Published online by Cambridge University Press: 11 May 2024
Between 1885 and 1899, the C. G. Conn musical instrument manufacturing company of Elkhart, Indiana, aggressively advertised its world-renowned “Wonder” line of products, along with the artist musicians who played them, in several different types of print media. These included the company's early house organ, Trumpet Notes, its successor, C. G. Conn's Truth, Conn's occasional publication, C. G. Conn's Pictorial Truth, and their product catalogs, testimonial compilations, flyers, trade cards, and business cards. Perhaps the most extravagant marketing items published during this period were the several series of lithograph posters featuring prominent musical artists who proselytized Conn's products using both their images and handwritten testimonials.

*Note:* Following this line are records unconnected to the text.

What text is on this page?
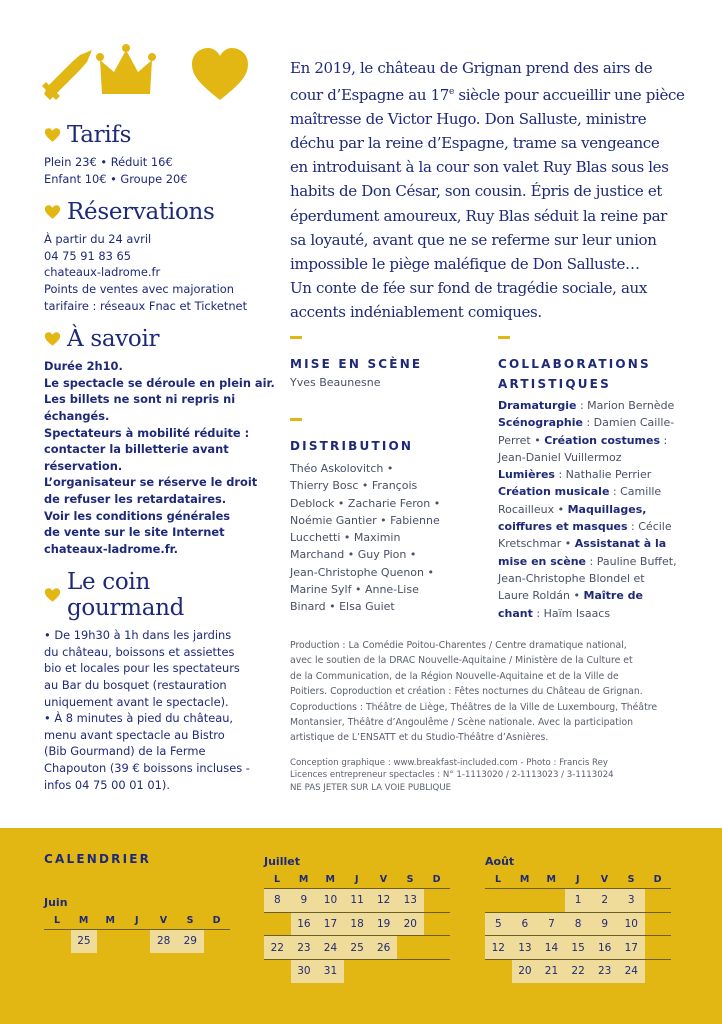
Tarifs
Plein 23€ • Réduit 16€
Enfant 10€ • Groupe 20€
Réservations
À partir du 24 avril
04 75 91 83 65
chateaux-ladrome.fr
Points de ventes avec majoration
tarifaire : réseaux Fnac et Ticketnet
À savoir
Durée 2h10.
Le spectacle se déroule en plein air.
Les billets ne sont ni repris ni
échangés.
Spectateurs à mobilité réduite :
contacter la billetterie avant
réservation.
L’organisateur se réserve le droit
de refuser les retardataires.
Voir les conditions générales
de vente sur le site Internet
chateaux-ladrome.fr.
Le coin gourmand
• De 19h30 à 1h dans les jardins
du château, boissons et assiettes
bio et locales pour les spectateurs
au Bar du bosquet (restauration
uniquement avant le spectacle).
• À 8 minutes à pied du château,
menu avant spectacle au Bistro
(Bib Gourmand) de la Ferme
Chapouton (39 € boissons incluses -
infos 04 75 00 01 01).
En 2019, le château de Grignan prend des airs de
cour d’Espagne au 17e siècle pour accueillir une pièce
maîtresse de Victor Hugo. Don Salluste, ministre
déchu par la reine d’Espagne, trame sa vengeance
en introduisant à la cour son valet Ruy Blas sous les
habits de Don César, son cousin. Épris de justice et
éperdument amoureux, Ruy Blas séduit la reine par
sa loyauté, avant que ne se referme sur leur union
impossible le piège maléfique de Don Salluste…
Un conte de fée sur fond de tragédie sociale, aux
accents indéniablement comiques.
MISE EN SCÈNE
Yves Beaunesne
DISTRIBUTION
Théo Askolovitch •
Thierry Bosc • François
Deblock • Zacharie Feron •
Noémie Gantier • Fabienne
Lucchetti • Maximin
Marchand • Guy Pion •
Jean-Christophe Quenon •
Marine Sylf • Anne-Lise
Binard • Elsa Guiet
COLLABORATIONS
ARTISTIQUES
Dramaturgie : Marion Bernède
Scénographie : Damien Caille-
Perret • Création costumes :
Jean-Daniel Vuillermoz
Lumières : Nathalie Perrier
Création musicale : Camille
Rocailleux • Maquillages,
coiffures et masques : Cécile
Kretschmar • Assistanat à la
mise en scène : Pauline Buffet,
Jean-Christophe Blondel et
Laure Roldán • Maître de
chant : Haïm Isaacs
Production : La Comédie Poitou-Charentes / Centre dramatique national,
avec le soutien de la DRAC Nouvelle-Aquitaine / Ministère de la Culture et
de la Communication, de la Région Nouvelle-Aquitaine et de la Ville de
Poitiers. Coproduction et création : Fêtes nocturnes du Château de Grignan.
Coproductions : Théâtre de Liège, Théâtres de la Ville de Luxembourg, Théâtre
Montansier, Théâtre d’Angoulême / Scène nationale. Avec la participation
artistique de L’ENSATT et du Studio-Théâtre d’Asnières.
Conception graphique : www.breakfast-included.com - Photo : Francis Rey
Licences entrepreneur spectacles : N° 1-1113020 / 2-1113023 / 3-1113024
NE PAS JETER SUR LA VOIE PUBLIQUE
CALENDRIER
Juin
L	M	M	J	V	S	D
	25			28	29	
Juillet
L	M	M	J	V	S	D
8	9	10	11	12	13	
	16	17	18	19	20	
22	23	24	25	26		
	30	31				
Août
L	M	M	J	V	S	D
			1	2	3	
5	6	7	8	9	10	
12	13	14	15	16	17	
	20	21	22	23	24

These artist endorsements were more often than not encouraged by presentations of opulent, custom-made, gold-and-silver-plated, sometimes even diamond-studded, brass wind instruments from the Conn factory, prepared for the musicians’ testing and often for their own personal use. Alessandro Liberati was so enamored of Conn's products and reputation that he was among the very first to contact C. G. Conn following the devastating fire of January 29, 1883, that leveled the Elkhart facility. Liberati recalled, with relief, that he had safely received the diamond-studded, gold-plated Ultimatum model cornet custom-made for him just a few weeks before the fire. He was also among the first to arrive in Elkhart after Conn proudly opened the doors of his new factory, which had already been engaged in manufacturing musical products since mid-March—a mere six weeks after Conn chose to rebuild on the very spot where his previous factory burned to the ground on his thirty-ninth birthday. The local paper noted the likelihood that Liberati would be asked to play the “first cornet made by Conn since the fire” at a concert to benefit Conn's employees and to celebrate the factory's reopening.
Conn spared no expense rebuilding both the “horn factory” and his printing and publishing department, located in a secondary building annexed to the instrument plant. As he prepared to step up his advertising campaign following the fire, Conn contracted with several lithography and engraving firms. The exquisite, detailed engravings of the new factory and Conn's musical products in the originally biweekly Trumpet Notes were prepared by engraver Joe K. French, of French Bros. (Toledo, Ohio).